За Степаном Захаровым не числилось хвостов, единственное, за что его могли привлечь, так это за то, что в прошлом году он стащил на базаре пару мешков муки, но свидетелей его подвига не было, а потому он мог разговаривать с милицией совершенно безбоязненно. За бродяжничество тоже нынче не сажают, а потому Степан допускал некоторую вольность и держался с полковником почти нахально.
— Да господь с тобой, полковник! Если бы увидел, так сразу бы и сказал, машина не в пример нашим, приметная! Такая сразу запоминается.
— Как ты думаешь, когда она здесь могла появиться? — поинтересовался полковник, бросив короткий взгляд на обгоревший микроавтобус.
— Врать бы не хотелось, но думаю, где-нибудь в январе. Точно, в середине января! После Нового года мы сюда приходили подарки от праздника собирать, и машину я не видел.
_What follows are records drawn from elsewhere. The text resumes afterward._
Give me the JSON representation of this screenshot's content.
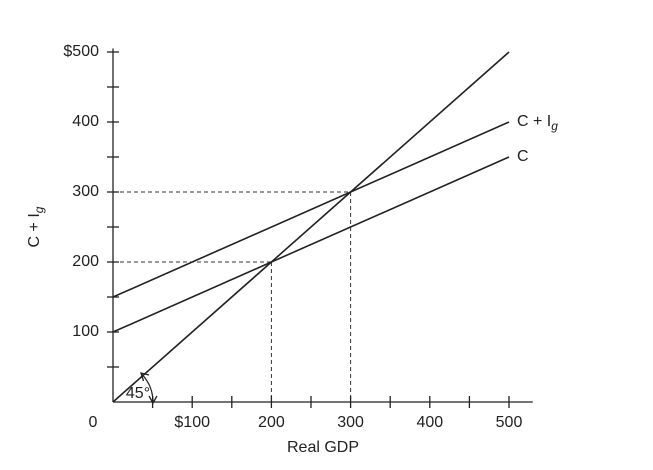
{
  "chart_data": {
    "type": "line",
    "x": [
      0,
      500
    ],
    "series": [
      {
        "name": "C + Ig",
        "color": "#222222",
        "values": [
          150,
          400
        ]
      },
      {
        "name": "C",
        "color": "#222222",
        "values": [
          100,
          350
        ]
      },
      {
        "color": "#222222",
        "values": [
          0,
          500
        ]
      }
    ],
    "xlabel": "Real GDP",
    "ylabel": "C + Ig",
    "xlim": [
      0,
      530
    ],
    "ylim": [
      0,
      505
    ],
    "xticks": [
      0,
      {
        "value": 100,
        "label": "$100"
      },
      200,
      300,
      400,
      500
    ],
    "yticks": [
      100,
      200,
      300,
      400,
      {
        "value": 500,
        "label": "$500"
      }
    ],
    "xminor": [
      50,
      150,
      250,
      350,
      450
    ],
    "yminor": [
      50,
      150,
      250,
      350,
      450
    ],
    "guides": [
      {
        "x": 200,
        "y": 200
      },
      {
        "x": 300,
        "y": 300
      }
    ],
    "annotation": "45°",
    "subscript_last": true
  }
}
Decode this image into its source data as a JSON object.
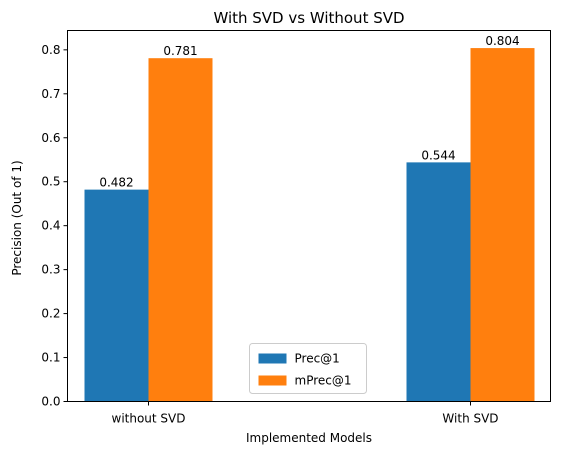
{
  "chart_data": {
    "type": "bar",
    "title": "With SVD vs Without SVD",
    "xlabel": "Implemented Models",
    "ylabel": "Precision (Out of 1)",
    "categories": [
      "without SVD",
      "With SVD"
    ],
    "series": [
      {
        "name": "Prec@1",
        "values": [
          0.482,
          0.544
        ],
        "color": "#1f77b4"
      },
      {
        "name": "mPrec@1",
        "values": [
          0.781,
          0.804
        ],
        "color": "#ff7f0e"
      }
    ],
    "data_labels": [
      [
        "0.482",
        "0.544"
      ],
      [
        "0.781",
        "0.804"
      ]
    ],
    "ylim": [
      0,
      0.844
    ],
    "yticks": [
      0.0,
      0.1,
      0.2,
      0.3,
      0.4,
      0.5,
      0.6,
      0.7,
      0.8
    ],
    "ytick_labels": [
      "0.0",
      "0.1",
      "0.2",
      "0.3",
      "0.4",
      "0.5",
      "0.6",
      "0.7",
      "0.8"
    ],
    "grid": false,
    "legend": {
      "position": "bottom-center",
      "entries": [
        "Prec@1",
        "mPrec@1"
      ]
    }
  }
}
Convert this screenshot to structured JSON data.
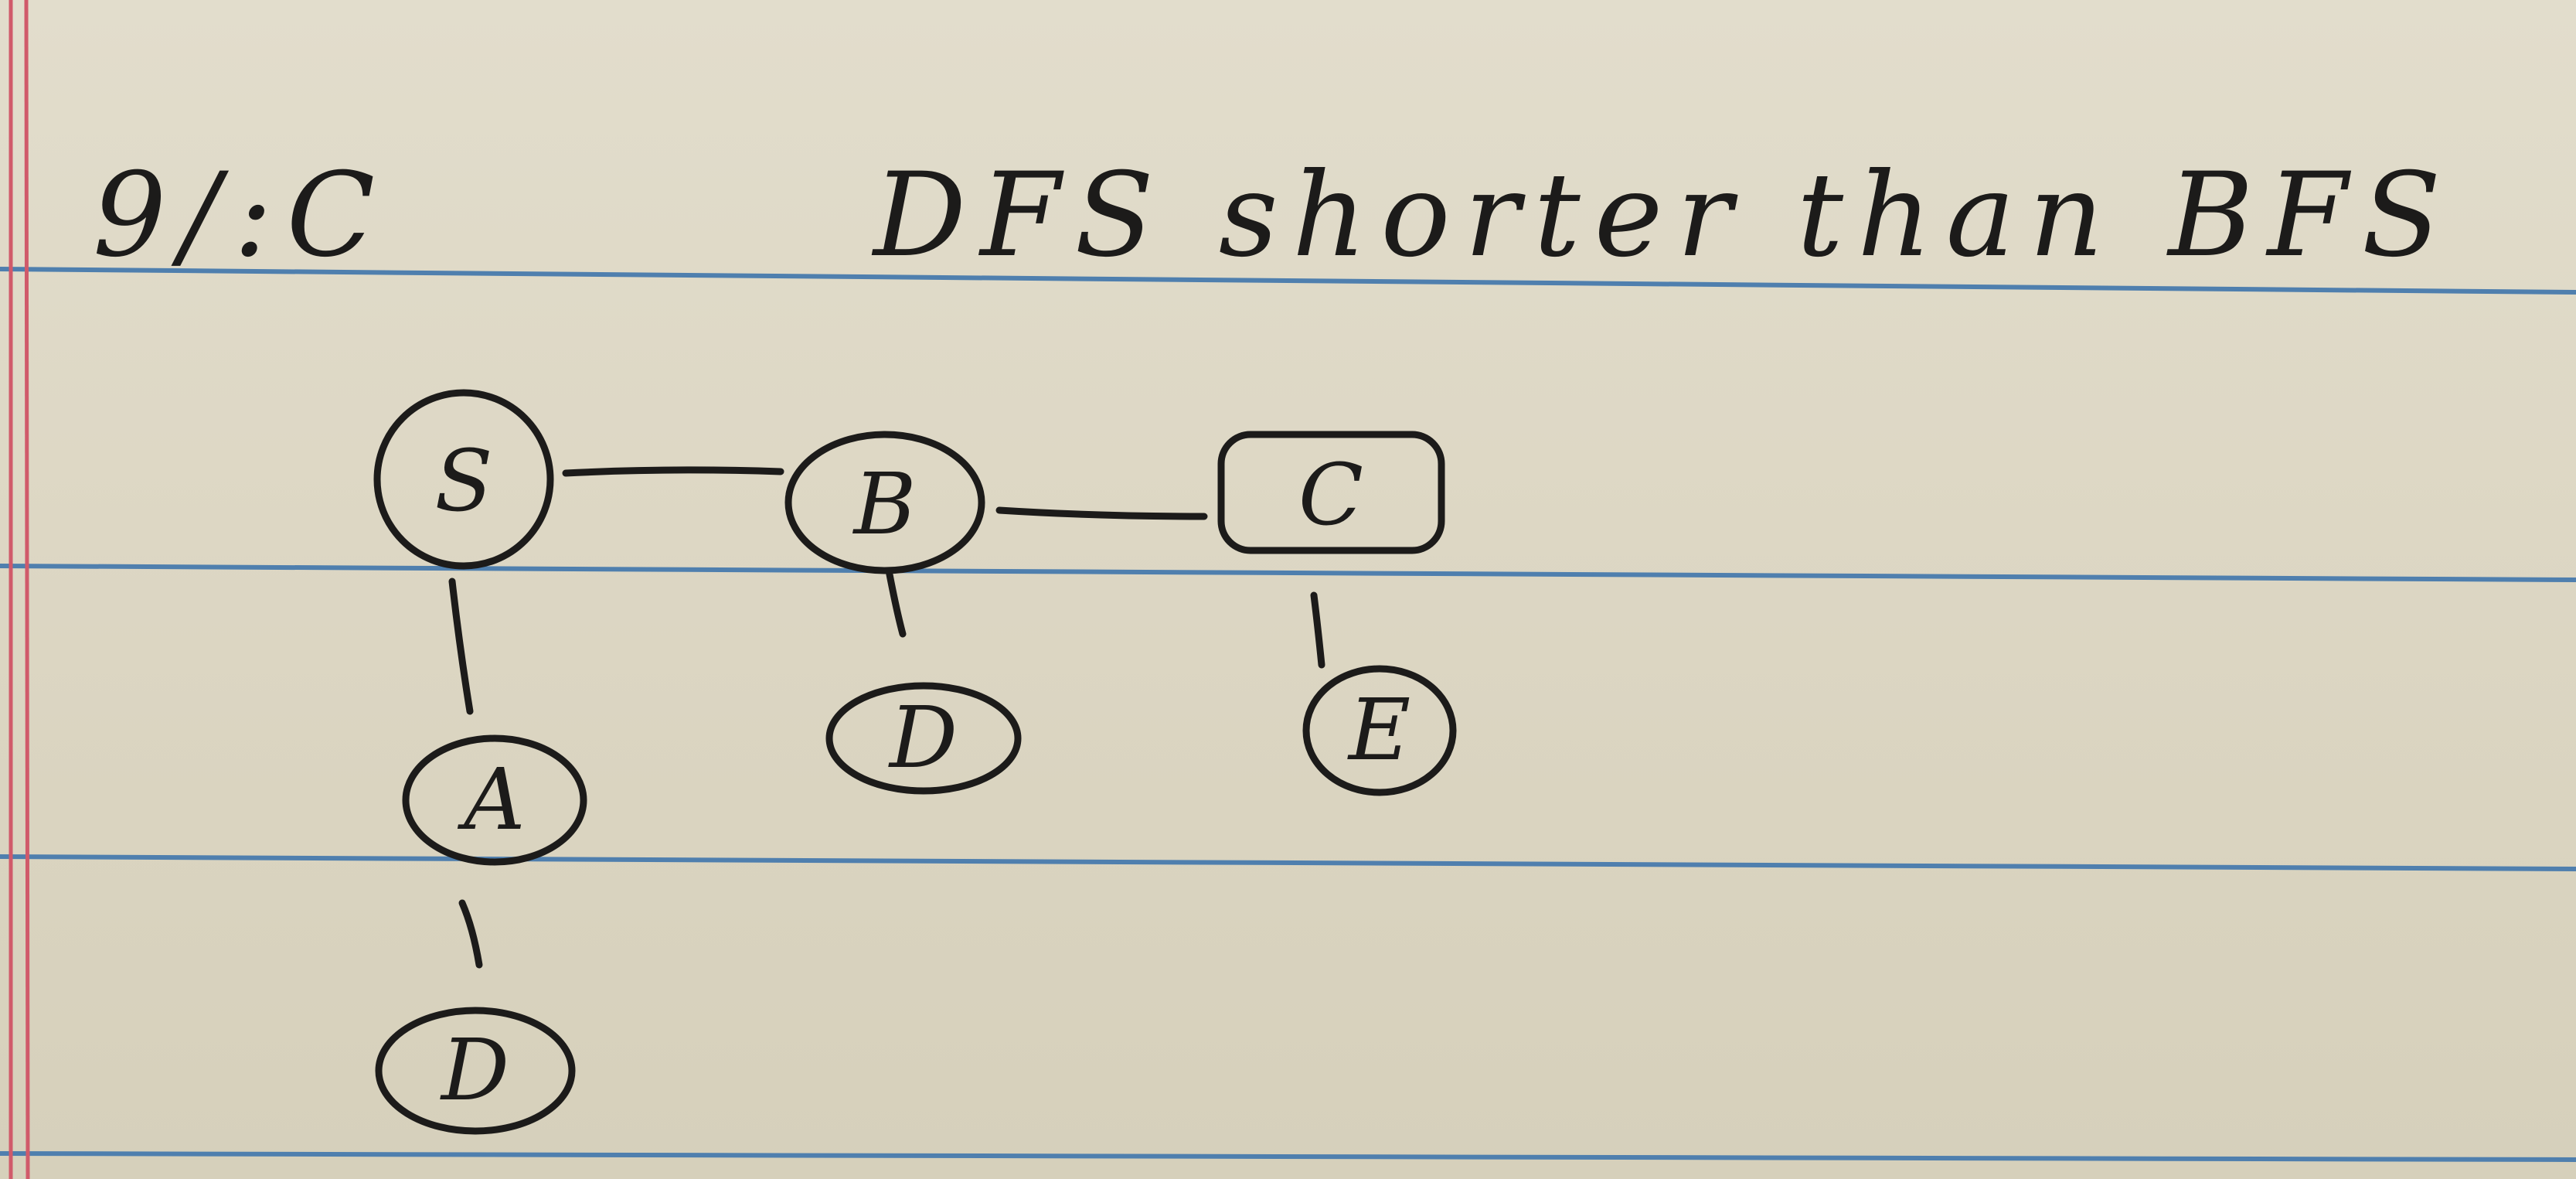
{
  "header": {
    "question": "9/:C",
    "claim": "DFS shorter than BFS"
  },
  "graph": {
    "nodes": [
      {
        "id": "S",
        "label": "S",
        "shape": "circle"
      },
      {
        "id": "B",
        "label": "B",
        "shape": "circle"
      },
      {
        "id": "C",
        "label": "C",
        "shape": "rounded-square"
      },
      {
        "id": "A",
        "label": "A",
        "shape": "circle"
      },
      {
        "id": "D1",
        "label": "D",
        "shape": "circle"
      },
      {
        "id": "E",
        "label": "E",
        "shape": "circle"
      },
      {
        "id": "D2",
        "label": "D",
        "shape": "circle"
      }
    ],
    "edges": [
      {
        "from": "S",
        "to": "B"
      },
      {
        "from": "B",
        "to": "C"
      },
      {
        "from": "S",
        "to": "A"
      },
      {
        "from": "A",
        "to": "D2"
      },
      {
        "from": "B",
        "to": "D1"
      },
      {
        "from": "C",
        "to": "E"
      }
    ]
  },
  "colors": {
    "paper": "#ddd7c4",
    "rule_line": "#4f7fae",
    "margin_line": "#d05a6a",
    "ink": "#1c1b1a"
  }
}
— Это что еще за подарки? — нахмурился полковник. В этот день ему явно было не до шуток.
Кочан заулыбался, показав желтые прокуренные зубы:
— После Нового года приехал на свалку грузовик да сбросил сюда тонну консервов. Мы думали, просроченные, но нет, в самый раз. Вот мы два месяца их и ели. Не обидел нас Дедушка Мороз своим вниманием. Потом, как и полагается, неделю праздник отмечали, а потом уже снег пошел. Думаю, что в это время сюда автобус и приехал.
— Так, так, — неопределенно протянул полковник, размышляя о чем-то своем. — Сдается мне, этот наш разговор не последний. Где мне тебя найти, если еще показания потребуются?
— А чего меня искать-то? — искренне удивился Кочан. — Свалка — мой дом родной! Я всегда здесь, как меня выперла из дома жена лет двадцать назад, так и живу тут до сих пор. Безвылазно.
На лице полковника промелькнуло движение мысли: «А не упечь ли тебя, голубчик, на год в какое-нибудь учреждение, где живут за государственный счет: тебе теплее будет, да и нам спокойнее — свидетель не исчезнет».
И, как бы разгадав сомнения полковника, Степан Захаров стал уверять всерьез:
— А куда мне еще деться? Здесь мой дом, другого я не знаю. Некоторые в склепах живут, — махнул рукой бомж в сторону заброшенного кладбища, — спят на полках, где гробы ставили, но зимой там холодно, а я здесь привык. Хоть какие-то удобства.